Holiday obligations?
What if we dialed it all back to just what felt meaningful? And that which didn't exploit women's unpaid labor, huh?
Where do you feel lightness and joy right now? What practice this time of year legitimately gives you festival joy, as opposed to say, grin-and-bear-it obligation? Explore that in your writing practice today, and see where you might peel apart true joys from obligations and social expectations. Perhaps your truest joys rely not in any holiday tradition but in winter landscapes. Maybe parts of your family traditions are due for a rethink and overhaul, moving them away from rote and centering them more in meaning. Write into that today and see where you land.
For me, I regularly feel like an observer this time of year. As in years past, I am noticing a resigned sign when people tell me their holiday plans— oh, we must go by so-and-so’s then I need to bake this and this, then I gotta shop for more of this and then we’ll go to this house for one night and this other person’s house on the other and and and— I sometimes want to ask: do you enjoy any of that? And, I get that being the person in a family to overthrow an obligation or a tradition is not easy, but I’m… kind of worried about people this time of year. It always seems like a blur of consumerism and expectations but especially this year, it feels like it’s at a fever pitch. A trapping of late-stage capitalism, I suppose.

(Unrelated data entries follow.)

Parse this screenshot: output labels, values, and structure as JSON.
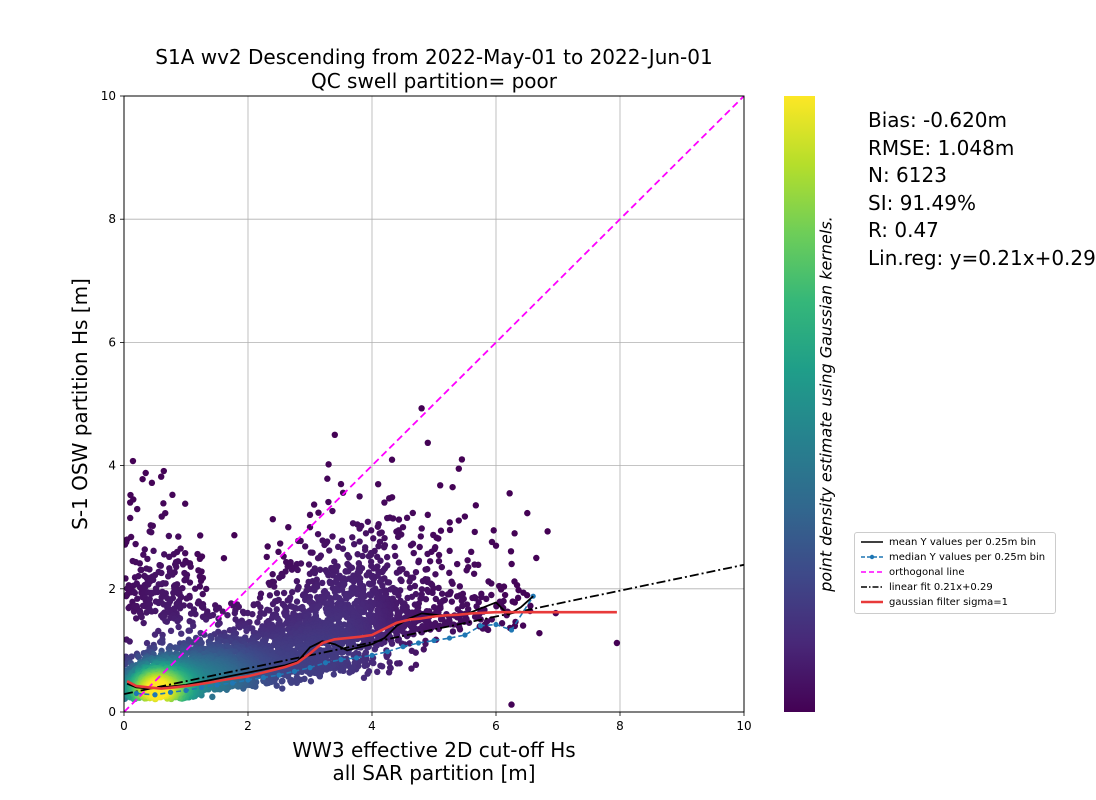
{
  "chart_data": {
    "type": "scatter",
    "title": "S1A wv2 Descending from 2022-May-01 to 2022-Jun-01",
    "subtitle": "QC swell partition= poor",
    "xlabel": [
      "WW3 effective 2D cut-off Hs",
      "all SAR partition [m]"
    ],
    "ylabel": "S-1 OSW partition Hs [m]",
    "colorbar_label": "point density estimate using Gaussian kernels.",
    "colormap": [
      "#440154",
      "#482878",
      "#3e4989",
      "#31688e",
      "#26828e",
      "#1f9e89",
      "#35b779",
      "#6ece58",
      "#b5de2b",
      "#fde725"
    ],
    "xlim": [
      0,
      10
    ],
    "ylim": [
      0,
      10
    ],
    "x_ticks": [
      "0",
      "2",
      "4",
      "6",
      "8",
      "10"
    ],
    "y_ticks": [
      "0",
      "2",
      "4",
      "6",
      "8",
      "10"
    ],
    "grid": true,
    "legend_position": "right",
    "stats": [
      "Bias: -0.620m",
      "RMSE: 1.048m",
      "N: 6123",
      "SI: 91.49%",
      "R: 0.47",
      "Lin.reg: y=0.21x+0.29"
    ],
    "series": [
      {
        "name": "mean Y values per 0.25m bin",
        "color": "#000000",
        "style": "solid",
        "x": [
          0.05,
          0.2,
          0.4,
          0.6,
          0.8,
          1.0,
          1.2,
          1.4,
          1.6,
          1.8,
          2.0,
          2.2,
          2.4,
          2.6,
          2.8,
          3.0,
          3.2,
          3.4,
          3.6,
          3.8,
          4.0,
          4.2,
          4.4,
          4.6,
          4.8,
          5.0,
          5.2,
          5.4,
          5.6,
          5.8,
          6.0,
          6.2,
          6.4,
          6.6
        ],
        "y": [
          0.46,
          0.4,
          0.38,
          0.4,
          0.42,
          0.44,
          0.48,
          0.52,
          0.56,
          0.6,
          0.64,
          0.68,
          0.72,
          0.76,
          0.82,
          1.05,
          1.15,
          1.1,
          1.0,
          1.05,
          1.1,
          1.2,
          1.4,
          1.52,
          1.6,
          1.58,
          1.56,
          1.58,
          1.62,
          1.7,
          1.78,
          1.58,
          1.7,
          1.88
        ]
      },
      {
        "name": "median Y values per 0.25m bin",
        "color": "#1f77b4",
        "style": "dashed-dots",
        "x": [
          0.2,
          0.5,
          0.75,
          1.0,
          1.25,
          1.5,
          1.75,
          2.0,
          2.25,
          2.5,
          2.75,
          3.0,
          3.25,
          3.5,
          3.75,
          4.0,
          4.25,
          4.5,
          4.75,
          5.0,
          5.25,
          5.5,
          5.75,
          6.0,
          6.25,
          6.6
        ],
        "y": [
          0.3,
          0.28,
          0.32,
          0.35,
          0.4,
          0.44,
          0.47,
          0.52,
          0.56,
          0.6,
          0.66,
          0.72,
          0.8,
          0.85,
          0.88,
          0.92,
          0.98,
          1.06,
          1.12,
          1.16,
          1.2,
          1.25,
          1.4,
          1.42,
          1.33,
          1.88
        ]
      },
      {
        "name": "orthogonal line",
        "color": "#ff00ff",
        "style": "dashed",
        "x": [
          0,
          10
        ],
        "y": [
          0,
          10
        ]
      },
      {
        "name": "linear fit 0.21x+0.29",
        "color": "#000000",
        "style": "dash-dot",
        "x": [
          0,
          10
        ],
        "y": [
          0.29,
          2.39
        ]
      },
      {
        "name": "gaussian filter sigma=1",
        "color": "#e83a3a",
        "style": "solid-thick",
        "x": [
          0.05,
          0.2,
          0.4,
          0.6,
          0.8,
          1.0,
          1.2,
          1.4,
          1.6,
          1.8,
          2.0,
          2.2,
          2.4,
          2.6,
          2.8,
          3.0,
          3.2,
          3.4,
          3.6,
          3.8,
          4.0,
          4.2,
          4.4,
          4.6,
          4.8,
          5.0,
          5.2,
          5.4,
          5.6,
          5.8,
          6.0,
          6.2,
          6.4,
          6.6,
          6.8,
          7.0,
          7.2,
          7.4,
          7.6,
          7.8,
          7.95
        ],
        "y": [
          0.5,
          0.42,
          0.4,
          0.38,
          0.4,
          0.42,
          0.45,
          0.48,
          0.52,
          0.55,
          0.58,
          0.63,
          0.68,
          0.73,
          0.8,
          0.95,
          1.12,
          1.18,
          1.2,
          1.22,
          1.25,
          1.35,
          1.45,
          1.5,
          1.52,
          1.55,
          1.57,
          1.58,
          1.6,
          1.61,
          1.62,
          1.62,
          1.62,
          1.62,
          1.62,
          1.62,
          1.62,
          1.62,
          1.62,
          1.62,
          1.62
        ]
      }
    ],
    "scatter_clusters": [
      {
        "cx": 0.5,
        "cy": 0.35,
        "sx": 0.35,
        "sy": 0.22,
        "n": 1400
      },
      {
        "cx": 1.3,
        "cy": 0.5,
        "sx": 0.6,
        "sy": 0.35,
        "n": 1300
      },
      {
        "cx": 2.6,
        "cy": 0.7,
        "sx": 0.75,
        "sy": 0.55,
        "n": 900
      },
      {
        "cx": 3.6,
        "cy": 1.2,
        "sx": 0.6,
        "sy": 0.9,
        "n": 700
      },
      {
        "cx": 0.6,
        "cy": 1.6,
        "sx": 0.45,
        "sy": 0.8,
        "n": 250
      },
      {
        "cx": 4.6,
        "cy": 1.4,
        "sx": 0.7,
        "sy": 0.9,
        "n": 250
      },
      {
        "cx": 5.7,
        "cy": 1.4,
        "sx": 0.5,
        "sy": 0.7,
        "n": 70
      }
    ],
    "scatter_outliers": [
      [
        4.8,
        4.93
      ],
      [
        4.9,
        4.37
      ],
      [
        3.4,
        4.5
      ],
      [
        3.3,
        4.02
      ],
      [
        0.35,
        3.88
      ],
      [
        0.45,
        3.72
      ],
      [
        0.3,
        3.78
      ],
      [
        0.6,
        3.82
      ],
      [
        0.15,
        3.45
      ],
      [
        0.1,
        3.4
      ],
      [
        5.45,
        4.1
      ],
      [
        5.4,
        3.95
      ],
      [
        6.22,
        3.55
      ],
      [
        5.1,
        3.68
      ],
      [
        2.4,
        3.13
      ],
      [
        2.65,
        3.0
      ],
      [
        3.0,
        3.0
      ],
      [
        3.5,
        3.7
      ],
      [
        3.8,
        3.5
      ],
      [
        4.2,
        3.4
      ],
      [
        4.5,
        3.0
      ],
      [
        5.3,
        3.65
      ],
      [
        6.0,
        2.7
      ],
      [
        6.3,
        2.9
      ],
      [
        6.65,
        2.5
      ],
      [
        6.7,
        1.28
      ],
      [
        7.95,
        1.12
      ],
      [
        6.25,
        0.12
      ],
      [
        1.78,
        2.87
      ],
      [
        1.2,
        2.3
      ],
      [
        0.1,
        3.15
      ],
      [
        0.05,
        2.8
      ],
      [
        2.2,
        1.7
      ],
      [
        3.0,
        3.2
      ],
      [
        4.9,
        3.2
      ],
      [
        5.6,
        2.6
      ]
    ]
  }
}
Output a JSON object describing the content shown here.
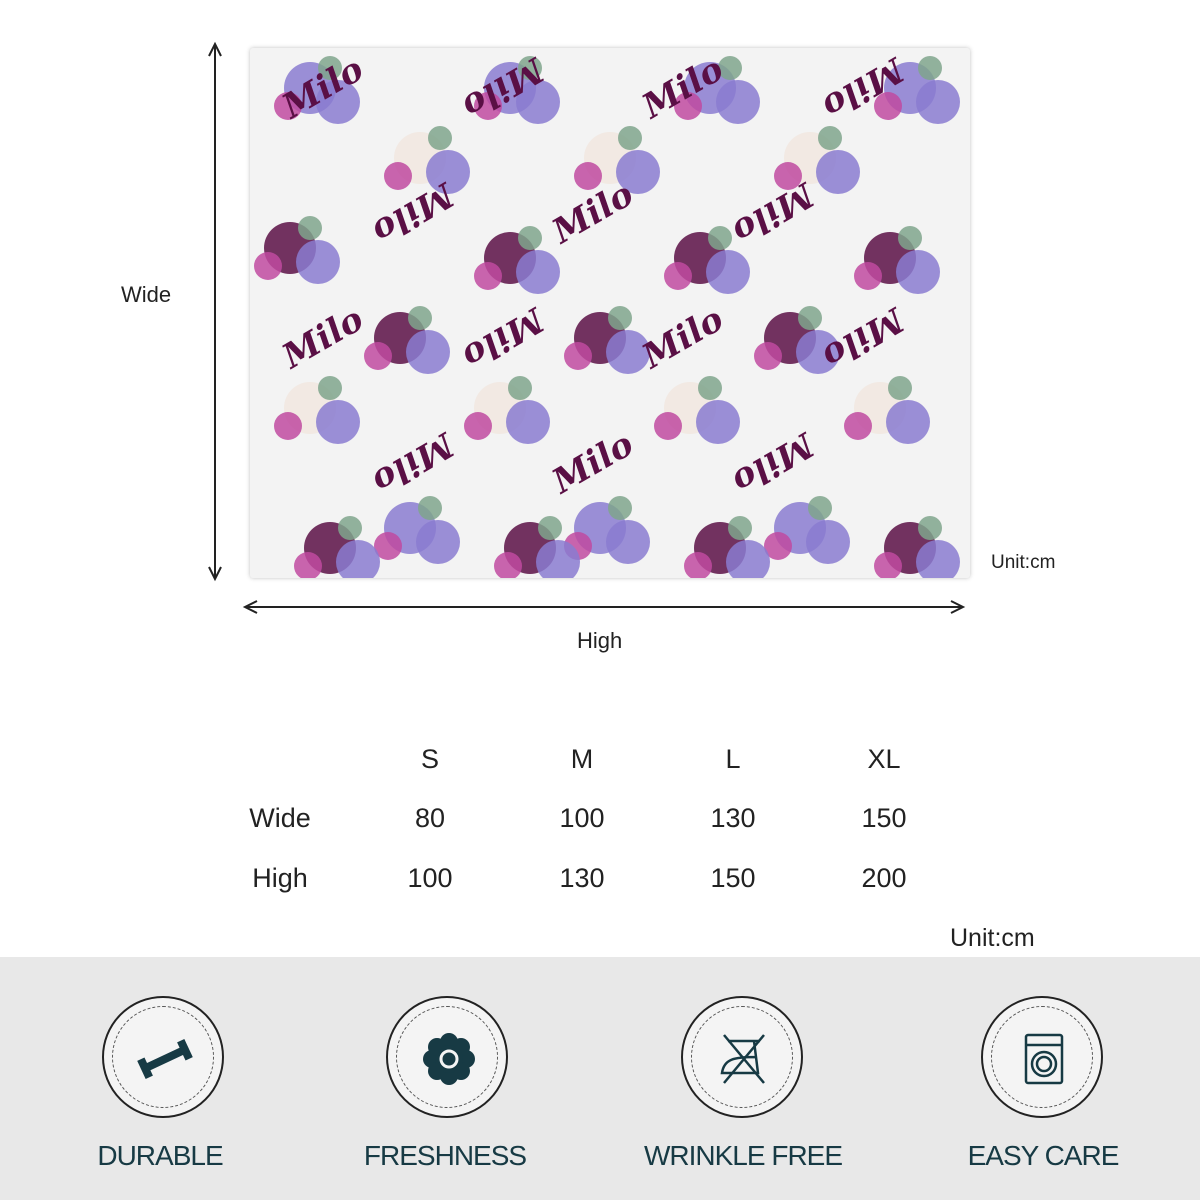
{
  "blanket": {
    "name_text": "Milo",
    "colors": {
      "plum": "#5a0f45",
      "violet": "#8a7bd0",
      "magenta": "#c04aa0",
      "cream": "#f1e6df",
      "leaf": "#7fa58c"
    }
  },
  "dimensions": {
    "vertical_label": "Wide",
    "horizontal_label": "High",
    "unit": "Unit:cm"
  },
  "size_table": {
    "headers": [
      "S",
      "M",
      "L",
      "XL"
    ],
    "rows": [
      {
        "label": "Wide",
        "values": [
          "80",
          "100",
          "130",
          "150"
        ]
      },
      {
        "label": "High",
        "values": [
          "100",
          "130",
          "150",
          "200"
        ]
      }
    ],
    "unit": "Unit:cm"
  },
  "features": [
    {
      "label": "DURABLE",
      "icon": "dumbbell-icon"
    },
    {
      "label": "FRESHNESS",
      "icon": "flower-icon"
    },
    {
      "label": "WRINKLE FREE",
      "icon": "no-iron-icon"
    },
    {
      "label": "EASY CARE",
      "icon": "washing-machine-icon"
    }
  ],
  "accent_color": "#173a44"
}
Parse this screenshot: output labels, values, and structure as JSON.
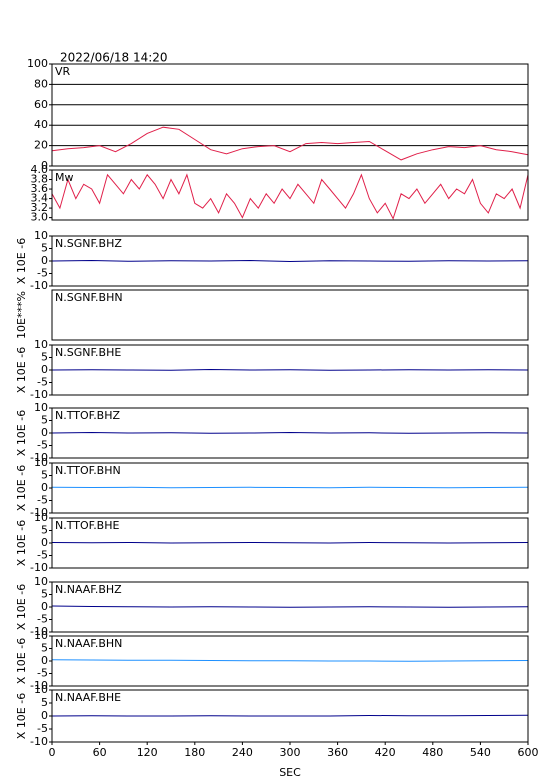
{
  "title": "2022/06/18 14:20",
  "chart_data": [
    {
      "type": "line",
      "label": "VR",
      "color": "#e0204a",
      "x": [
        0,
        20,
        40,
        60,
        80,
        100,
        120,
        140,
        160,
        180,
        200,
        220,
        240,
        260,
        280,
        300,
        320,
        340,
        360,
        380,
        400,
        420,
        440,
        460,
        480,
        500,
        520,
        540,
        560,
        580,
        600
      ],
      "values": [
        15,
        17,
        18,
        20,
        14,
        22,
        32,
        38,
        36,
        26,
        16,
        12,
        17,
        19,
        20,
        14,
        22,
        23,
        22,
        23,
        24,
        15,
        6,
        12,
        16,
        19,
        18,
        20,
        16,
        14,
        11
      ],
      "xlim": [
        0,
        600
      ],
      "ylim": [
        0,
        100
      ],
      "yticks": [
        0,
        20,
        40,
        60,
        80,
        100
      ],
      "grid": true
    },
    {
      "type": "line",
      "label": "Mw",
      "color": "#e0204a",
      "x": [
        0,
        10,
        20,
        30,
        40,
        50,
        60,
        70,
        80,
        90,
        100,
        110,
        120,
        130,
        140,
        150,
        160,
        170,
        180,
        190,
        200,
        210,
        220,
        230,
        240,
        250,
        260,
        270,
        280,
        290,
        300,
        310,
        320,
        330,
        340,
        350,
        360,
        370,
        380,
        390,
        400,
        410,
        420,
        430,
        440,
        450,
        460,
        470,
        480,
        490,
        500,
        510,
        520,
        530,
        540,
        550,
        560,
        570,
        580,
        590,
        600
      ],
      "values": [
        3.5,
        3.2,
        3.8,
        3.4,
        3.7,
        3.6,
        3.3,
        3.9,
        3.7,
        3.5,
        3.8,
        3.6,
        3.9,
        3.7,
        3.4,
        3.8,
        3.5,
        3.9,
        3.3,
        3.2,
        3.4,
        3.1,
        3.5,
        3.3,
        3.0,
        3.4,
        3.2,
        3.5,
        3.3,
        3.6,
        3.4,
        3.7,
        3.5,
        3.3,
        3.8,
        3.6,
        3.4,
        3.2,
        3.5,
        3.9,
        3.4,
        3.1,
        3.3,
        2.98,
        3.5,
        3.4,
        3.6,
        3.3,
        3.5,
        3.7,
        3.4,
        3.6,
        3.5,
        3.8,
        3.3,
        3.1,
        3.5,
        3.4,
        3.6,
        3.2,
        3.9
      ],
      "xlim": [
        0,
        600
      ],
      "ylim": [
        2.95,
        4.0
      ],
      "yticks": [
        {
          "value": 3,
          "label": "3.0"
        },
        3.2,
        3.4,
        3.6,
        3.8,
        {
          "value": 4,
          "label": "4.0"
        }
      ],
      "grid": false
    },
    {
      "type": "line",
      "label": "N.SGNF.BHZ",
      "ylabel": "X 10E -6",
      "color": "#00008b",
      "x": [
        0,
        50,
        100,
        150,
        200,
        250,
        300,
        350,
        400,
        450,
        500,
        550,
        600
      ],
      "values": [
        0,
        0.2,
        -0.1,
        0.1,
        0,
        0.2,
        -0.2,
        0.1,
        0,
        -0.1,
        0.1,
        0,
        0.1
      ],
      "xlim": [
        0,
        600
      ],
      "ylim": [
        -10,
        10
      ],
      "yticks": [
        -10,
        -5,
        0,
        5,
        10
      ]
    },
    {
      "type": "line",
      "label": "N.SGNF.BHN",
      "ylabel": "10E***%"
    },
    {
      "type": "line",
      "label": "N.SGNF.BHE",
      "ylabel": "X 10E -6",
      "color": "#00008b",
      "x": [
        0,
        50,
        100,
        150,
        200,
        250,
        300,
        350,
        400,
        450,
        500,
        550,
        600
      ],
      "values": [
        0,
        0.1,
        0,
        -0.1,
        0.2,
        0,
        0.1,
        -0.1,
        0,
        0.1,
        0,
        0.1,
        0
      ],
      "xlim": [
        0,
        600
      ],
      "ylim": [
        -10,
        10
      ],
      "yticks": [
        -10,
        -5,
        0,
        5,
        10
      ]
    },
    {
      "type": "line",
      "label": "N.TTOF.BHZ",
      "ylabel": "X 10E -6",
      "color": "#00008b",
      "x": [
        0,
        50,
        100,
        150,
        200,
        250,
        300,
        350,
        400,
        450,
        500,
        550,
        600
      ],
      "values": [
        0,
        0.2,
        0,
        0.1,
        -0.1,
        0,
        0.2,
        0,
        0.1,
        -0.1,
        0,
        0.1,
        0
      ],
      "xlim": [
        0,
        600
      ],
      "ylim": [
        -10,
        10
      ],
      "yticks": [
        -10,
        -5,
        0,
        5,
        10
      ]
    },
    {
      "type": "line",
      "label": "N.TTOF.BHN",
      "ylabel": "X 10E -6",
      "color": "#1e90ff",
      "x": [
        0,
        50,
        100,
        150,
        200,
        250,
        300,
        350,
        400,
        450,
        500,
        550,
        600
      ],
      "values": [
        0.3,
        0.2,
        0.3,
        0.1,
        0.2,
        0.3,
        0.2,
        0.1,
        0.3,
        0.2,
        0.1,
        0.2,
        0.3
      ],
      "xlim": [
        0,
        600
      ],
      "ylim": [
        -10,
        10
      ],
      "yticks": [
        -10,
        -5,
        0,
        5,
        10
      ]
    },
    {
      "type": "line",
      "label": "N.TTOF.BHE",
      "ylabel": "X 10E -6",
      "color": "#00008b",
      "x": [
        0,
        50,
        100,
        150,
        200,
        250,
        300,
        350,
        400,
        450,
        500,
        550,
        600
      ],
      "values": [
        0.2,
        0.1,
        0.2,
        0,
        0.1,
        0.2,
        0.1,
        0,
        0.2,
        0.1,
        0,
        0.1,
        0.2
      ],
      "xlim": [
        0,
        600
      ],
      "ylim": [
        -10,
        10
      ],
      "yticks": [
        -10,
        -5,
        0,
        5,
        10
      ]
    },
    {
      "type": "line",
      "label": "N.NAAF.BHZ",
      "ylabel": "X 10E -6",
      "color": "#00008b",
      "x": [
        0,
        50,
        100,
        150,
        200,
        250,
        300,
        350,
        400,
        450,
        500,
        550,
        600
      ],
      "values": [
        0.4,
        0.2,
        0.1,
        0,
        0.1,
        0,
        -0.1,
        0,
        0.1,
        0,
        -0.1,
        0,
        0.1
      ],
      "xlim": [
        0,
        600
      ],
      "ylim": [
        -10,
        10
      ],
      "yticks": [
        -10,
        -5,
        0,
        5,
        10
      ]
    },
    {
      "type": "line",
      "label": "N.NAAF.BHN",
      "ylabel": "X 10E -6",
      "color": "#1e90ff",
      "x": [
        0,
        50,
        100,
        150,
        200,
        250,
        300,
        350,
        400,
        450,
        500,
        550,
        600
      ],
      "values": [
        0.5,
        0.4,
        0.3,
        0.3,
        0.2,
        0.1,
        0.1,
        0,
        0,
        -0.1,
        0,
        0.1,
        0.2
      ],
      "xlim": [
        0,
        600
      ],
      "ylim": [
        -10,
        10
      ],
      "yticks": [
        -10,
        -5,
        0,
        5,
        10
      ]
    },
    {
      "type": "line",
      "label": "N.NAAF.BHE",
      "ylabel": "X 10E -6",
      "color": "#00008b",
      "xlabel": "SEC",
      "x": [
        0,
        50,
        100,
        150,
        200,
        250,
        300,
        350,
        400,
        450,
        500,
        550,
        600
      ],
      "values": [
        0,
        0.1,
        0,
        0,
        0.1,
        0,
        0,
        0,
        0.2,
        0.1,
        0.1,
        0.2,
        0.3
      ],
      "xlim": [
        0,
        600
      ],
      "ylim": [
        -10,
        10
      ],
      "yticks": [
        -10,
        -5,
        0,
        5,
        10
      ],
      "xticks": [
        0,
        60,
        120,
        180,
        240,
        300,
        360,
        420,
        480,
        540,
        600
      ]
    }
  ]
}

But, this year, I’m also noticing a lot of social posts from women on themes of “most holiday magic is from women’s unpaid and unseen labor” in which said people are also waving the white flag and saying: enough. I’m observing and curious how that’s playing out not just now but how it might continue to play out in the year ahead.
Write about your traditions and joys, but include what you want to set down, too. Let’s go.